不条理にしか思えない痛みの経験はなぜあるのか?愛の神がおられるなら、なぜすぐに解決してくださらないのか?

1.ヤイロの痛み

ヤイロは死にかけている娘を助けたくて苦しんでいる。すでにイエス様に懐疑的な律法学者たちの視線も無視してイエス様に助けを求めひれ伏すふす。主が彼の家へと向かってくれて喜んだのもつかのま、人ごみでなかなか進めず心焦る。しかも突然「誰が触ったか」と、急ぎでもないように思えることのために主は立ち止まってしまう。ヤイロの心中を察すると気の毒。

2.長血の女への助け

彼女の痛みは人前に出られない病。その病で彼女の人生はめちゃめちゃになった。この時は彼女にとってのチャンス。「人ごみにまぎれてそっとイエスの着物にさわるだけ。」誰にも非難されず迷惑にもならずに済むと思っていた。期待通りに病は治る。しかし主が自分を探すのは計算外。「早く行ってくれればいいのに。自分のことなど放っておいてくれればいいのに。」と勝手なことを思うが、主は彼女のために立ち止まる。さわることより、正直に告白することこそ彼女を救う。主はあなたにも、告白を求めておられる。

3. 恐れず信ぜよ

女と主が話している間に娘の死の知らせ。

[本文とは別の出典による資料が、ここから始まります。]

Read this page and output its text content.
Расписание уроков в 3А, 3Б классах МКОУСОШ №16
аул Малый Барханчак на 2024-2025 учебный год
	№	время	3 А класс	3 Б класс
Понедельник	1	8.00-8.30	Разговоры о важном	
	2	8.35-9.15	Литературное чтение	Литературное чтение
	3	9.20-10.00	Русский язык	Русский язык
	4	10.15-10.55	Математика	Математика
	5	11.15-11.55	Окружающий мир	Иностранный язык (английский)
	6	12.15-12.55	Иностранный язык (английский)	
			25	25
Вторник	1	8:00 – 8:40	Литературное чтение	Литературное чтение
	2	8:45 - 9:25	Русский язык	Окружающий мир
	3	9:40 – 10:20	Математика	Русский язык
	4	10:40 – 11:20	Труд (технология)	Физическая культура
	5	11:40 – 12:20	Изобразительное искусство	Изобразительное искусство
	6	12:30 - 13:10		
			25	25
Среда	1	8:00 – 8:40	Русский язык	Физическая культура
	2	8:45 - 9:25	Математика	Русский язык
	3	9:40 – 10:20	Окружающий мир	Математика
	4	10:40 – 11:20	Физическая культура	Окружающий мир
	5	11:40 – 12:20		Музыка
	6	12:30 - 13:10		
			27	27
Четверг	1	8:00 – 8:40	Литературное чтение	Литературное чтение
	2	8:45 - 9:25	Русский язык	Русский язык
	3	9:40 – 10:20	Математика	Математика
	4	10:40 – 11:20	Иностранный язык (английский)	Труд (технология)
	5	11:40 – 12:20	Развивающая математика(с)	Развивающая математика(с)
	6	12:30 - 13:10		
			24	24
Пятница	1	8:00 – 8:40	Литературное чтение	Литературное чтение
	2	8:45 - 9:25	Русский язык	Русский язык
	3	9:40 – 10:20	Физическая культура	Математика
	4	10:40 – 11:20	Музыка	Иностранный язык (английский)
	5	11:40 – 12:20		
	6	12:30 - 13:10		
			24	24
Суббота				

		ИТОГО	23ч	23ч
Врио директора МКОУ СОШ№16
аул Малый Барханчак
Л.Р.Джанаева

この最悪の時に「恐れず信ぜよ」と主は求める。マタイ9:18のヤイロのことばはこの時に発せられたのだろう。それは主を本当に信じる告白。イエス様は、真の告白へとヤイロを導くことも考えた上で、立ち止まったに違いない。主は娘を生き返らせ、すべてが解決したとき、不条理ではなく摂理であったことがわかった。
 痛み苦しむ時は、心焦るヤイロと同じような経験。苦しみの最中にいるときこそ、主が愛をもって導いてくださっていることを、恐れず信じよう。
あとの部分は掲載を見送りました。